Mowing and height of cut

The pitch should be maintained to a height of 50mm/2 inches. This height will encourage a thick and healthier coverage with good root density. Mow on a regular basis at least once a week; the golden rule of mowing is only remove a third of the leaf blade at a time. Mowing can be undertaken with either a cylinder or rotary mower. Clippings can be removed on better standard pitches. If large amounts of grass clippings are left on the surface, this will lead to a layer of organic matter, which will slow down surface drainage and encourage worms and other pest.


Roll if necessary to produce a surface. Great care must be taken as rolling with too heavy a roller or rolling in poor conditions can damage the soil structure, and cause compaction. The weight of a normal 36-inch box mower is sufficient in most cases.

Chain Harrowing

Chaining harrowing should be completed once or twice a week or after games in order to maintain a surface. Complete the process corner to corner of the pitch to level the surface and lift the grass. Chain harrowing maintains a surface without capping the soil surface and reducing the drainage rate.


There are many types of aeration equipment on the market, but please take advice. Aerate as often as possible. A slit tine aerator is the quickest method. Try to get in to 150mm – 200mm in depth, dependent on soil texture, structure and conditions.


Base all fertiliser programmes on a soil test. A basic programme is an application of 3 - 12 - 12 NPK at 70 grams per metre squared after aeration.
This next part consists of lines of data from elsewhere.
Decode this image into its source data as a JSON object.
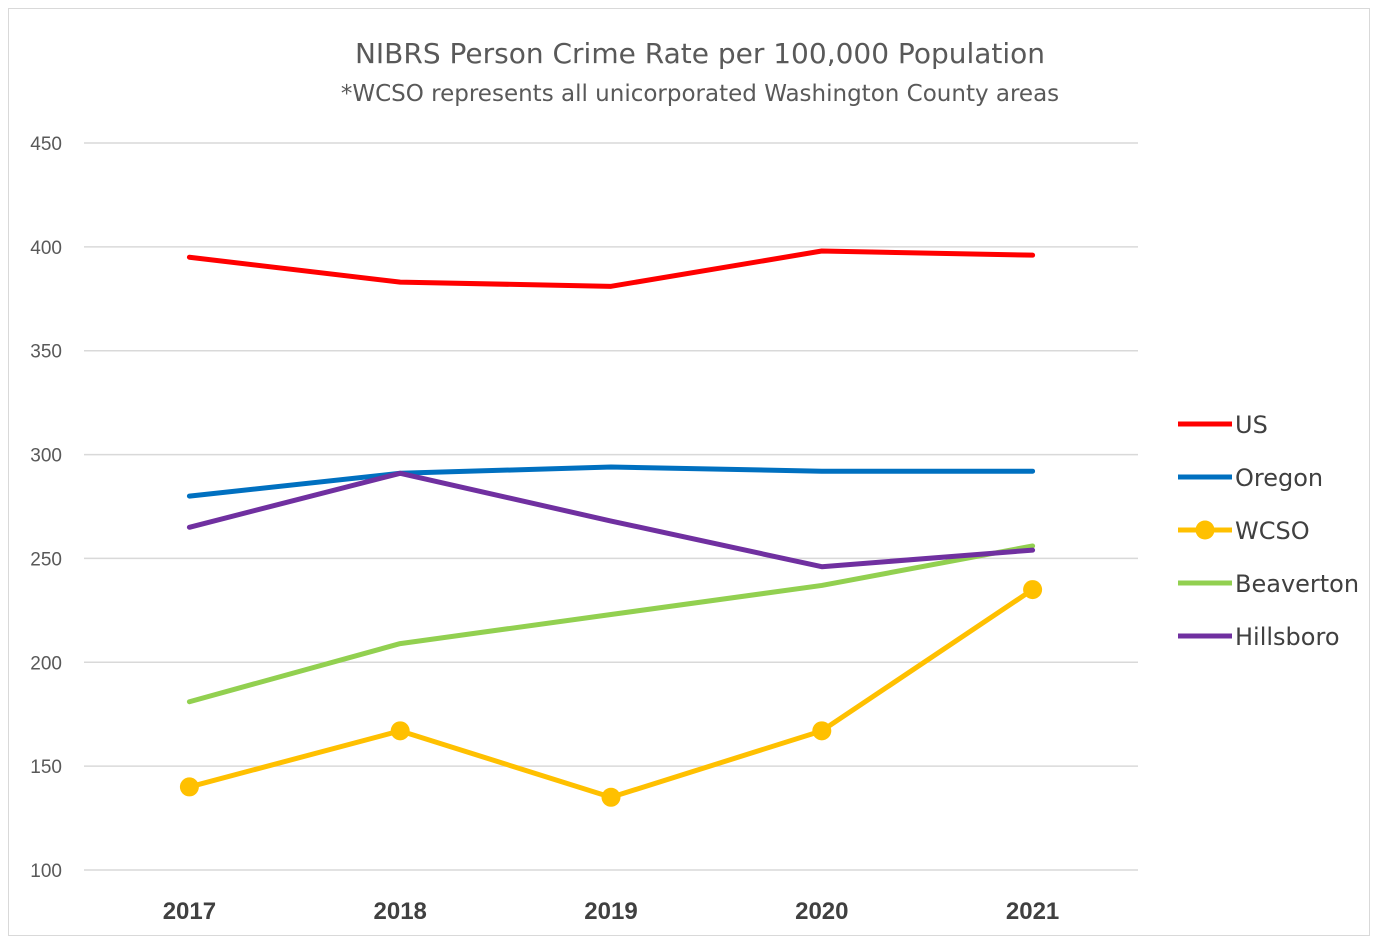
{
  "chart_data": {
    "type": "line",
    "title": "NIBRS Person Crime Rate per 100,000 Population",
    "subtitle": "*WCSO represents all unicorporated Washington County areas",
    "xlabel": "",
    "ylabel": "",
    "categories": [
      "2017",
      "2018",
      "2019",
      "2020",
      "2021"
    ],
    "ylim": [
      100,
      450
    ],
    "yticks": [
      100,
      150,
      200,
      250,
      300,
      350,
      400,
      450
    ],
    "grid": true,
    "legend_position": "right",
    "series": [
      {
        "name": "US",
        "color": "#ff0000",
        "markers": false,
        "values": [
          395,
          383,
          381,
          398,
          396
        ]
      },
      {
        "name": "Oregon",
        "color": "#0070c0",
        "markers": false,
        "values": [
          280,
          291,
          294,
          292,
          292
        ]
      },
      {
        "name": "WCSO",
        "color": "#ffc000",
        "markers": true,
        "values": [
          140,
          167,
          135,
          167,
          235
        ]
      },
      {
        "name": "Beaverton",
        "color": "#92d050",
        "markers": false,
        "values": [
          181,
          209,
          223,
          237,
          256
        ]
      },
      {
        "name": "Hillsboro",
        "color": "#7030a0",
        "markers": false,
        "values": [
          265,
          291,
          268,
          246,
          254
        ]
      }
    ]
  }
}
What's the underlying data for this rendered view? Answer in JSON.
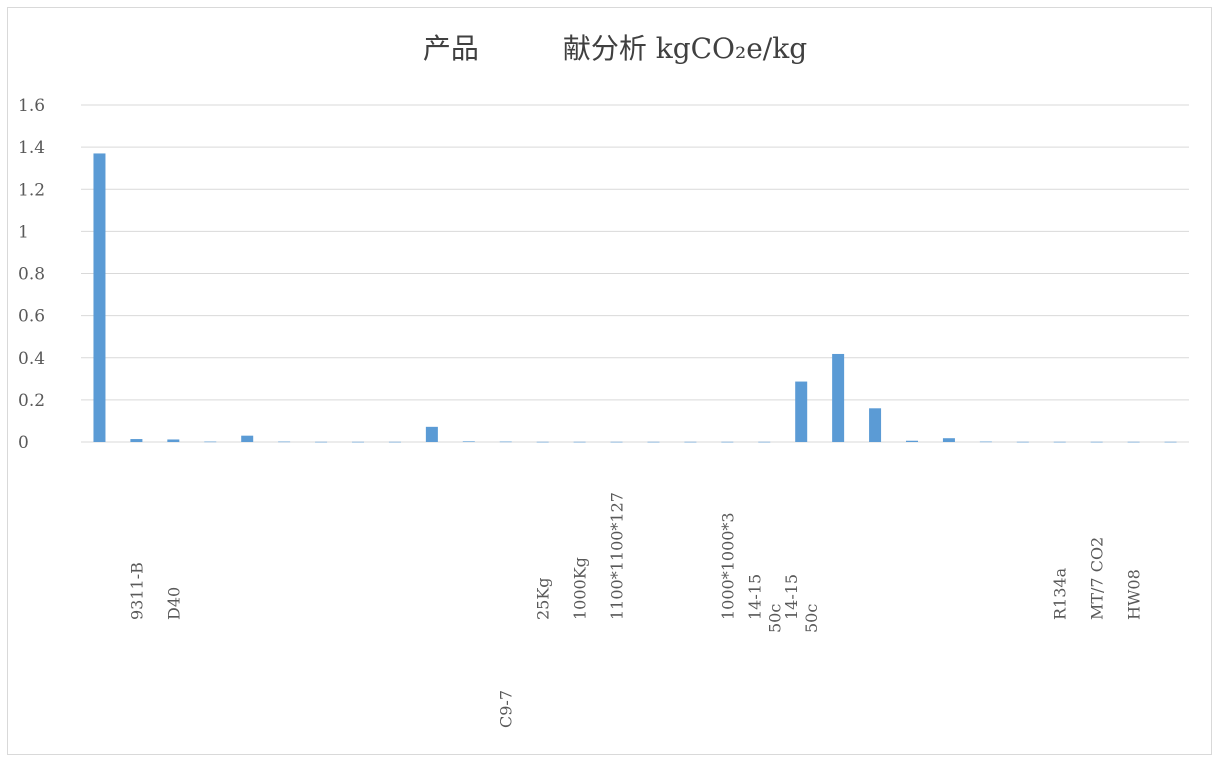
{
  "chart_data": {
    "type": "bar",
    "title": "产品　　　献分析 kgCO₂e/kg",
    "xlabel": "",
    "ylabel": "",
    "ylim": [
      0,
      1.6
    ],
    "yticks": [
      "0",
      "0.2",
      "0.4",
      "0.6",
      "0.8",
      "1",
      "1.2",
      "1.4",
      "1.6"
    ],
    "grid": true,
    "legend": "none",
    "bar_color": "#5b9bd5",
    "categories": [
      "",
      "9311-B",
      "D40",
      "",
      "",
      "",
      "",
      "",
      "",
      "",
      "",
      "C9-7",
      "25Kg",
      "1000Kg",
      "1100*1100*127",
      "",
      "",
      "1000*1000*3",
      "14-15\n50c",
      "14-15\n50c",
      "",
      "",
      "",
      "",
      "",
      "",
      "R134a",
      "MT/7 CO2",
      "HW08",
      ""
    ],
    "values": [
      1.37,
      0.014,
      0.012,
      0.002,
      0.03,
      0.002,
      0.001,
      0.001,
      0.001,
      0.072,
      0.003,
      0.002,
      0.001,
      0.001,
      0.001,
      0.001,
      0.001,
      0.001,
      0.001,
      0.287,
      0.418,
      0.16,
      0.006,
      0.018,
      0.002,
      0.001,
      0.001,
      0.001,
      0.001,
      0.001
    ]
  }
}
This will last for approximately 6/8 weeks depending on rain fall.

Slow release fertilisers are also on the market, which give a release of feed for up to 6 months. If your pitch is sown with Perennial Ryegrass then remember that the grass will only be wear tolerant, give good recovery and growth if well fertilised.

Marking out of the pitch

It is important that the pitch is “Squared up” correctly and that the lines are straight and clear. To help achieve this, use a rotary mower with the height of cut set lower than the pitches grass height. (Approximately 30mm/1.5 inches). Cut the lines out with the mower prior to line marking. Please only use an approved material and marking equipment for marking out the pitch, for example Line Mark UK, Fleet Line Marking.


After each match, divot and tread the divots back into position. This will remove any bare soil which allows weeds and weed grasses to germinate. Filling in divots with seed soil mix will help to maintain a better grass coverage.

Erection of posts

Prior to installation, paint goal posts and check sockets. To aid future removal apply some grease to the sockets before erecting. Remember to support the base of the post and not lift the post without help. Never lift more than your limit.

Please attempt all operations in the correct ground conditions. Trying to complete an operation when the ground is not suitable can cause a detrimental effect to the pitch and equipment.